Expression of novel fusion antiviral proteins ricin a chain-pokeweed antiviral proteins (RTA-PAPs) in Escherichia coli and their inhibition of protein synthesis and of hepatitis B virus in vitro

BACKGROUND: Ricin A chain (RTA) and Pokeweed antiviral proteins (PAPs) are plant-derived N-glycosidase ribosomal-inactivating proteins (RIPs) isolated from Ricinus communis and Phytolacca Americana respectively. This study was to investigate the potential production amenability and sub-toxic antiviral value of novel fusion proteins between RTA and PAPs (RTA-PAPs). In brief, RTA-Pokeweed antiviral protein isoform 1 from seeds (RTA-PAPS1) was produced in an E. coli in vivo expression system, purified from inclusion bodies using gel filtration chromatography and protein synthesis inhibitory activity assayed by comparison to the production of a control protein Luciferase. The antiviral activity of the RTA-PAPS1 against Hepatitis B virus (HBV) in HepAD38 cells was then determined using a dose response assay by quantifying supernatant HBV DNA compared to control virus infected HepAD38 cells. The cytotoxicity in HepAD38 cells was determined by measuring cell viability using a tetrazolium dye uptake assay. The fusion protein was further optimized using in silico tools, produced in an E. coli in vivo expression system, purified by a three-step process from soluble lysate and confirmed in a protein synthesis inhibition activity assay. RESULTS: Results showed that RTA-PAPS1 could effectively be recovered and purified from inclusion bodies. The refolded protein was bioactive with a 50% protein synthesis inhibitory concentration (IC50) of 0.06 nM (3.63 ng/ml).

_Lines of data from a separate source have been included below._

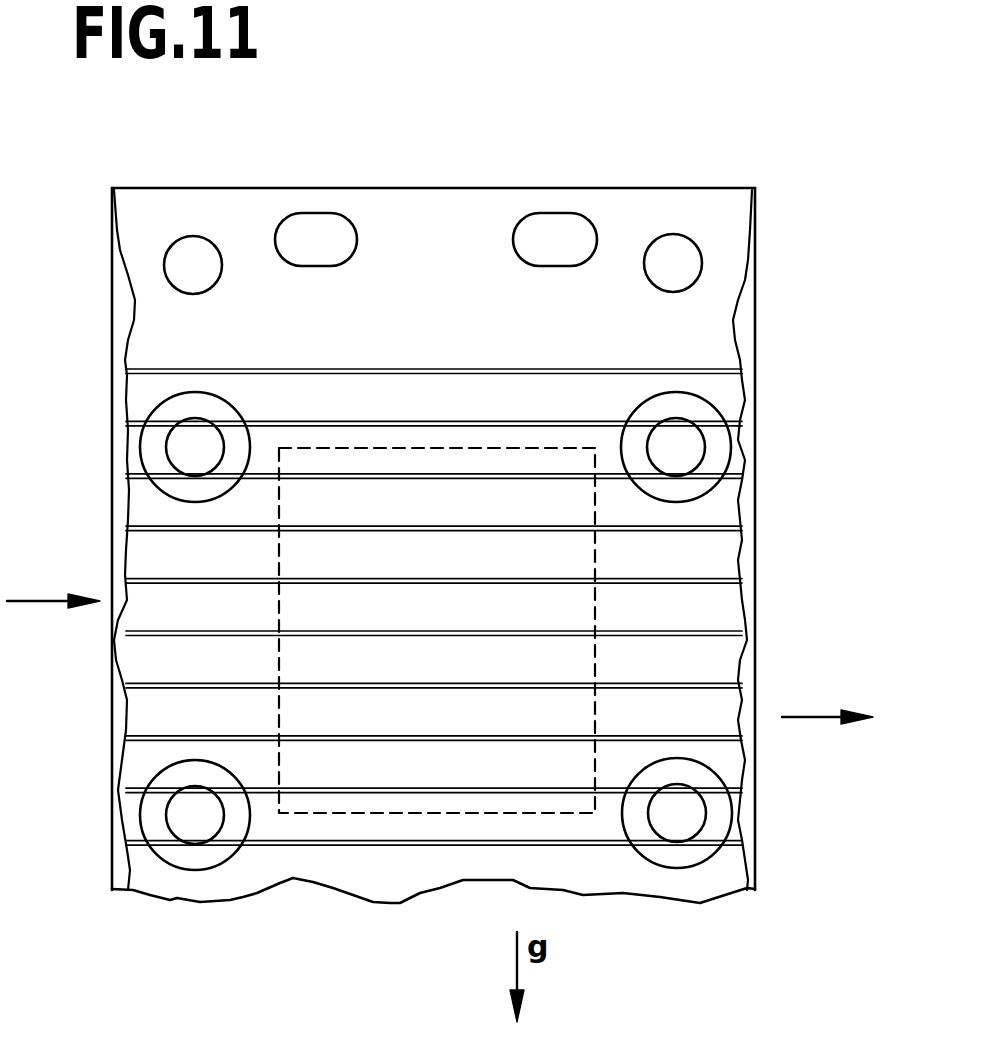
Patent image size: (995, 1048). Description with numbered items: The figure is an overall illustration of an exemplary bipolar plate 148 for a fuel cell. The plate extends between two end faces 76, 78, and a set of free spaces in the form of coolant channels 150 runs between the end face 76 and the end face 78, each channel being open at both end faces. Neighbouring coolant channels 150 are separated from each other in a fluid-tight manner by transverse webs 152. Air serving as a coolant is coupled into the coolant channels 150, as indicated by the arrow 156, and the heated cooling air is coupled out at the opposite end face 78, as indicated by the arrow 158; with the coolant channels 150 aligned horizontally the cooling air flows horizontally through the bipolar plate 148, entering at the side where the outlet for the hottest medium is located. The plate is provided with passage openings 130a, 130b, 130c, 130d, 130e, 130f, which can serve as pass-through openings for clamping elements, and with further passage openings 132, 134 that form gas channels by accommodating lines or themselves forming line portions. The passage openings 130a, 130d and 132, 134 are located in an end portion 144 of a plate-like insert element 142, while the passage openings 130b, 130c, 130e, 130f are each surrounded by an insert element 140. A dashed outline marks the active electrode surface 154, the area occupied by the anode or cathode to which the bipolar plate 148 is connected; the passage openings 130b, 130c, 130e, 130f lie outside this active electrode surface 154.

The end face 76 is at (111, 497).
The end face 78 is at (756, 637).
The passage opening 130a is at (688, 275).
The passage opening 130b is at (688, 452).
The passage opening 130c is at (685, 820).
The passage opening 130d is at (182, 265).
The passage opening 130e is at (181, 444).
The passage opening 130f is at (187, 817).
The passage opening 132 is at (310, 228).
The passage opening 134 is at (557, 228).
The insert element 140 is at (694, 487).
The plate-like insert element 142 is at (452, 215).
The end portion 144 is at (757, 222).
The bipolar plate 148 is at (756, 568).
The coolant channel 150 is at (133, 664).
The transverse web 152 is at (153, 735).
The active electrode surface 154 is at (390, 814).
The arrow 156 is at (37, 602).
The arrow 158 is at (807, 718).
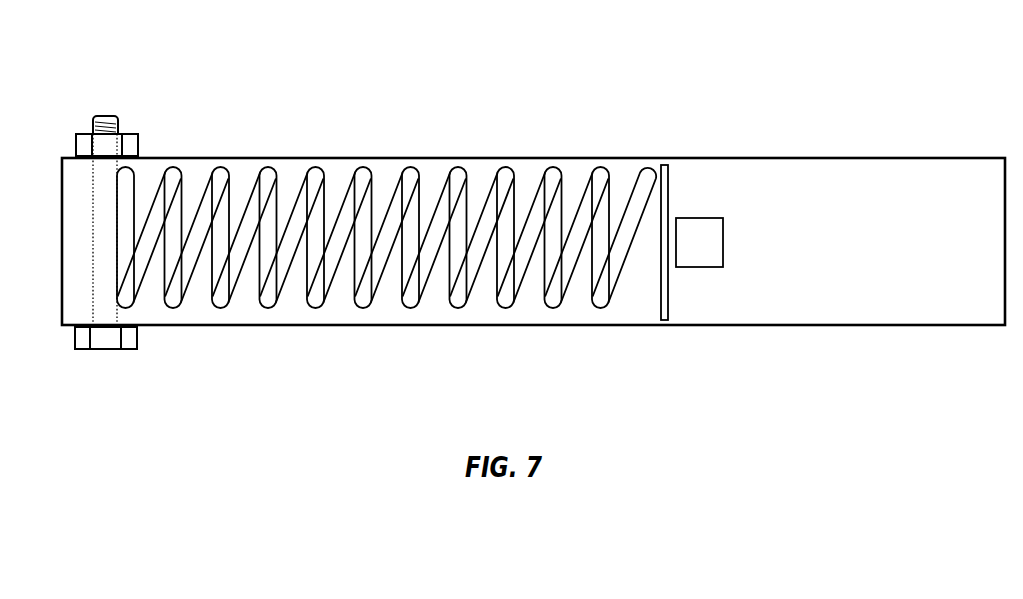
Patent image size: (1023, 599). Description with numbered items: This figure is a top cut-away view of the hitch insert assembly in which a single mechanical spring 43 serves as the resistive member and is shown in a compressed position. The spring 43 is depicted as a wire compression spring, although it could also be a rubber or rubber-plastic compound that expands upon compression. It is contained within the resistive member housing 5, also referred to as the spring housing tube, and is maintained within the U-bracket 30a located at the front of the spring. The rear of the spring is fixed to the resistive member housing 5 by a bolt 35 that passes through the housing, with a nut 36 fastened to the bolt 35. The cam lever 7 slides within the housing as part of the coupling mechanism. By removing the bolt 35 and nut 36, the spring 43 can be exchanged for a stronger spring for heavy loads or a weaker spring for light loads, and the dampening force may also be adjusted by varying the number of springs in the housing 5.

The results also showed that RTA-PAPS1 had a synergetic activity against HBV with a half-maximal response concentration value (EC50) of 0.03 nM (1.82 ng/ml) and a therapeutic index of > 21,818 with noticeable steric hindrance. Results also showed that the optimized protein ricin A chain mutant-Pokeweed antiviral protein isoform 1 from leaves (RTAM-PAP1) could be recovered and purified from soluble lysates with gain of function on protein synthesis inhibition activity, with an IC50 of 0.03 nM (1.82 ng/ml), and with minimal, if any, steric hindrance. CONCLUSIONS: Collectively, our results demonstrate that RTA-PAPs are amenable to effective production and purification in native form, possess significant gain of function on protein synthesis inhibition and anti-HBV activities in vitro with a high therapeutic index and, thus, merit further development as potential potent antiviral agents against chronic HBV infection to be used as a standalone or in combination with existent therapies.